A Conferência Municipal de Saúde de Ribeirão Preto de 2025 trouxe à tona uma série de temas essenciais para a saúde pública da cidade, porém é fundamental refletir sobre a distância entre o que foi discutido e as ações que realmente foram implementadas. Nesse contexto, alguns questionamentos emergem com urgência para que possamos avaliar a eficácia das políticas de saúde em nossa cidade.
Universalidade no atendimento: A conferência enfatizou a importância de garantir que todos tenham acesso aos serviços de saúde. No entanto, com o enfraquecimento do atendimento primário, podemos afirmar que a universalidade foi efetivamente implementada? Quais são os dados que sustentam ou contradizem essa afirmação?
Integralidade no atendimento: A proposta de um atendimento integral é um pilar do SUS. Entretanto, como podemos esperar a integralidade se estamos assistindo ao desmonte das equipes de saúde da família? Que modelo de saúde estamos construindo quando as estruturas que favorecem essa integralidade estão sendo fragilizadas?
Equidade: Em relação ao acolhimento de idosos nas unidades básicas de saúde, a pergunta que se impõe é: eles estão recebendo a atenção necessária ou estão sendo desorientados para um atendimento digital que não atende suas peculiaridades? O que está sendo feito para garantir que não haja discriminação no acesso aos serviços de saúde?
Controle social: O fortalecimento do controle social é fundamental para garantir a participação da população nas decisões de saúde.
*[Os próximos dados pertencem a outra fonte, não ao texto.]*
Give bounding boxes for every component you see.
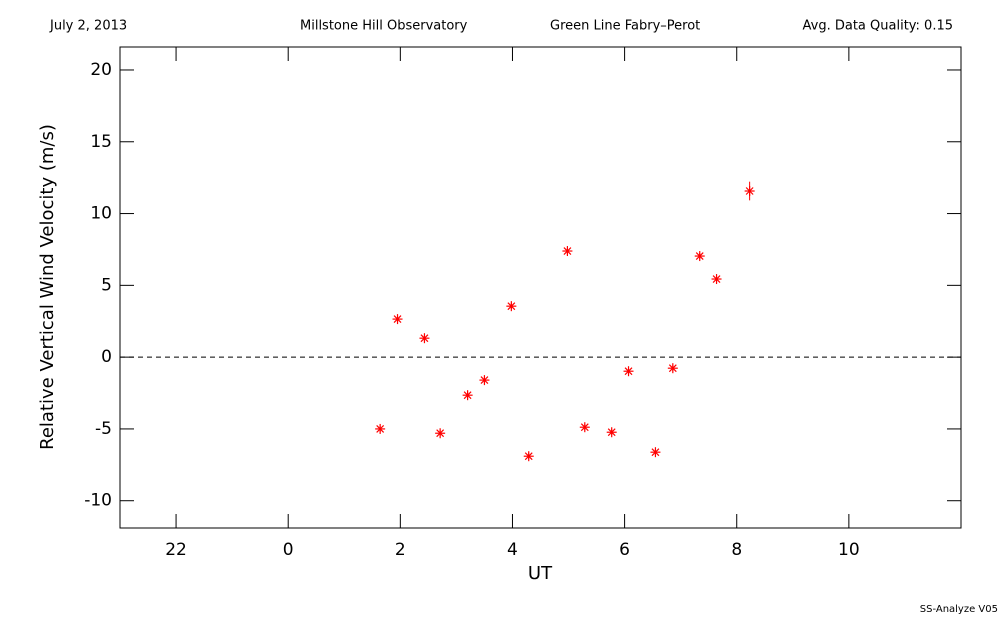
y-tick-label: -10 xyxy=(84,491,112,511)
point xyxy=(744,186,755,197)
plot-frame xyxy=(119,46,962,529)
x-axis-label: UT xyxy=(528,563,553,584)
x-tick-label: 6 xyxy=(619,540,630,560)
x-tick-label: 8 xyxy=(731,540,742,560)
x-tick-label: 2 xyxy=(395,540,406,560)
asterisk-stroke xyxy=(624,367,633,376)
asterisk-stroke xyxy=(393,315,402,324)
point xyxy=(650,447,661,458)
asterisk-stroke xyxy=(695,252,704,260)
asterisk-stroke xyxy=(607,428,616,437)
observatory: Millstone Hill Observatory xyxy=(300,19,468,34)
point xyxy=(392,314,403,325)
point xyxy=(623,366,634,377)
point xyxy=(419,333,430,344)
y-tick-label: 0 xyxy=(101,347,112,367)
point xyxy=(579,422,590,433)
point xyxy=(562,246,573,257)
asterisk-stroke xyxy=(712,275,721,283)
y-tick-label: 15 xyxy=(90,132,112,152)
y-tick-label: 5 xyxy=(101,275,112,295)
asterisk-stroke xyxy=(745,187,754,195)
point xyxy=(667,363,678,374)
point xyxy=(435,428,446,439)
y-axis-label: Relative Vertical Wind Velocity (m/s) xyxy=(37,124,58,450)
asterisk-stroke xyxy=(376,425,385,433)
point xyxy=(694,251,705,262)
point xyxy=(462,390,473,401)
footer: SS-Analyze V05 xyxy=(920,604,998,615)
x-tick-label: 10 xyxy=(838,540,860,560)
asterisk-stroke xyxy=(507,302,516,311)
y-tick-label: 20 xyxy=(90,60,112,80)
point xyxy=(606,427,617,438)
x-tick-label: 0 xyxy=(283,540,294,560)
point xyxy=(711,274,722,285)
date: July 2, 2013 xyxy=(49,19,127,34)
asterisk-stroke xyxy=(436,429,445,438)
asterisk-stroke xyxy=(524,452,533,461)
data-quality: Avg. Data Quality: 0.15 xyxy=(803,19,953,34)
x-tick-label: 4 xyxy=(507,540,518,560)
asterisk-stroke xyxy=(580,423,589,432)
asterisk-stroke xyxy=(420,334,429,343)
point xyxy=(523,451,534,462)
y-tick-label: -5 xyxy=(95,419,112,439)
instrument: Green Line Fabry–Perot xyxy=(550,19,700,34)
asterisk-stroke xyxy=(463,391,472,400)
asterisk-stroke xyxy=(563,247,572,255)
asterisk-stroke xyxy=(480,376,489,385)
point xyxy=(375,423,386,434)
asterisk-stroke xyxy=(651,448,660,457)
y-tick-label: 10 xyxy=(90,204,112,224)
asterisk-stroke xyxy=(668,364,677,373)
point xyxy=(479,375,490,386)
point xyxy=(506,301,517,312)
x-tick-label: 22 xyxy=(165,540,187,560)
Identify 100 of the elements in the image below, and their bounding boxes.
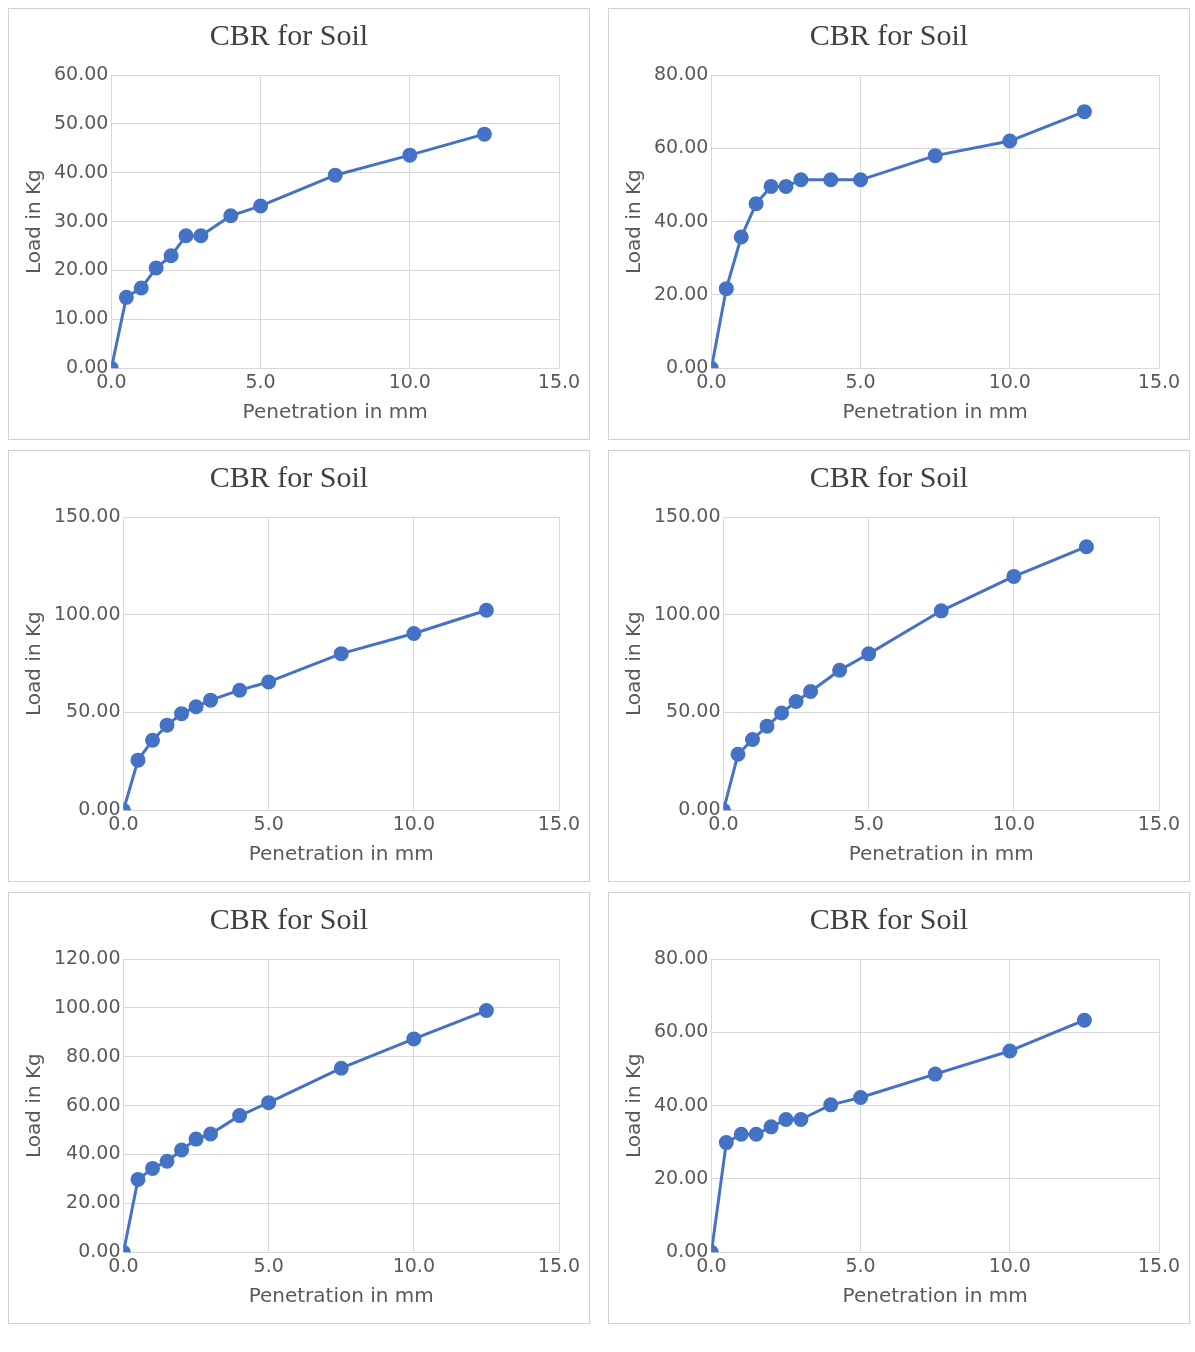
point [1006,568,1022,584]
point [823,1097,839,1113]
point [803,684,819,700]
point [853,1090,869,1106]
point [1076,1012,1092,1028]
point [406,1031,422,1047]
point [1002,133,1018,149]
y-tick-label: 80.00 [653,945,709,968]
y-tick-label: 80.00 [66,1043,121,1066]
chart-title: CBR for Soil [209,17,369,51]
chart-title: CBR for Soil [209,901,369,935]
point [759,718,775,734]
point [793,1112,809,1128]
point [402,147,418,163]
point [748,1126,764,1142]
point [133,280,149,296]
point [203,1126,219,1142]
y-tick-label: 20.00 [653,1165,709,1188]
y-tick-label: 80.00 [653,61,709,84]
y-axis-title: Load in Kg [621,611,646,716]
point [253,198,269,214]
point [174,1142,190,1158]
point [763,178,779,194]
point [145,732,161,748]
point [148,260,164,276]
x-tick-label: 10.0 [392,811,435,834]
x-axis-title: Penetration in mm [842,1283,1028,1308]
point [861,646,877,662]
point [927,1066,943,1082]
x-axis-title: Penetration in mm [842,399,1028,424]
point [832,662,848,678]
point [145,1160,161,1176]
point [763,1119,779,1135]
y-tick-label: 60.00 [66,1092,121,1115]
y-tick-label: 50.00 [666,699,721,722]
chart-title: CBR for Soil [809,17,969,51]
point [730,746,746,762]
point [188,1131,204,1147]
point [733,1126,749,1142]
x-axis-title: Penetration in mm [248,841,434,866]
y-tick-label: 120.00 [54,945,121,968]
chart-title: CBR for Soil [809,901,969,935]
y-tick-label: 60.00 [653,1019,709,1042]
x-tick-label: 15.0 [1137,811,1181,834]
point [327,167,343,183]
x-tick-label: 5.0 [253,1253,284,1276]
x-tick-label: 5.0 [853,811,884,834]
y-tick-label: 50.00 [66,699,121,722]
point [118,289,134,305]
x-tick-label: 15.0 [537,811,581,834]
y-tick-label: 40.00 [66,1141,121,1164]
y-tick-label: 100.00 [54,601,121,624]
y-tick-label: 100.00 [54,994,121,1017]
point [748,196,764,212]
point [823,172,839,188]
y-tick-label: 150.00 [654,503,721,526]
point [406,626,422,641]
point [1002,1043,1018,1059]
point [188,699,204,715]
point [778,1112,794,1128]
y-tick-label: 30.00 [53,208,109,231]
point [793,172,809,188]
point [333,646,349,662]
point [232,682,248,698]
x-tick-label: 10.0 [988,1253,1031,1276]
y-tick-label: 150.00 [54,503,121,526]
x-tick-label: 10.0 [388,369,431,392]
y-axis-title: Load in Kg [21,611,46,716]
y-tick-label: 100.00 [654,601,721,624]
point [261,674,277,690]
y-tick-label: 40.00 [653,208,709,231]
y-tick-label: 40.00 [53,159,109,182]
chart-title: CBR for Soil [809,459,969,493]
y-axis-title: Load in Kg [621,1053,646,1158]
x-tick-label: 10.0 [992,811,1035,834]
x-tick-label: 15.0 [537,369,581,392]
point [476,126,492,142]
point [1078,539,1094,555]
y-axis-title: Load in Kg [621,169,646,274]
point [718,281,734,297]
y-tick-label: 20.00 [653,281,709,304]
y-tick-label: 40.00 [653,1092,709,1115]
point [774,705,790,721]
x-axis-title: Penetration in mm [848,841,1034,866]
point [178,228,194,244]
point [223,208,239,224]
y-tick-label: 10.00 [53,306,109,329]
y-tick-label: 20.00 [66,1190,121,1213]
x-tick-label: 15.0 [1137,369,1181,392]
y-tick-label: 60.00 [53,61,109,84]
point [478,602,494,618]
point [733,229,749,245]
y-axis-title: Load in Kg [21,169,46,274]
point [778,178,794,194]
x-tick-label: 10.0 [988,369,1031,392]
point [478,1003,494,1019]
point [788,694,804,710]
point [159,717,175,733]
point [193,228,209,244]
x-tick-label: 5.0 [845,1253,876,1276]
No entanto, como isso pode ocorrer efetivamente se os conselhos locais estão sendo enfraquecidos em prol de um conselho municipal mais centralizado? Essa centralização não cria barreiras adicionais à participação popular?
Equipes de odontologia: A necessidade de garantir a presença de dentistas nas unidades de saúde é inegável, mas como isso será possível se há dezenas de cargos não ocupados? O que está sendo feito para atrair e manter esses profissionais?
Reposição de servidores: A realidade de concursos realizados mas com a não convocação de aprovados é alarmante. Como a eficiência do sistema de saúde pode ser garantida se a prefeitura prefere dobrar a carga horária dos servidores existentes? O que leva a essa escolha, que resulta em um sistema caótico e sem planejamento, a ponto de o Ministério Público ter que intervir?
Ampliação das equipes de saúde da família: É contraditório falar em ampliação das equipes quando, na prática, estamos testemunhando a sua diminuição. Como a prefeitura justifica essa realidade frente ao discurso da conferência?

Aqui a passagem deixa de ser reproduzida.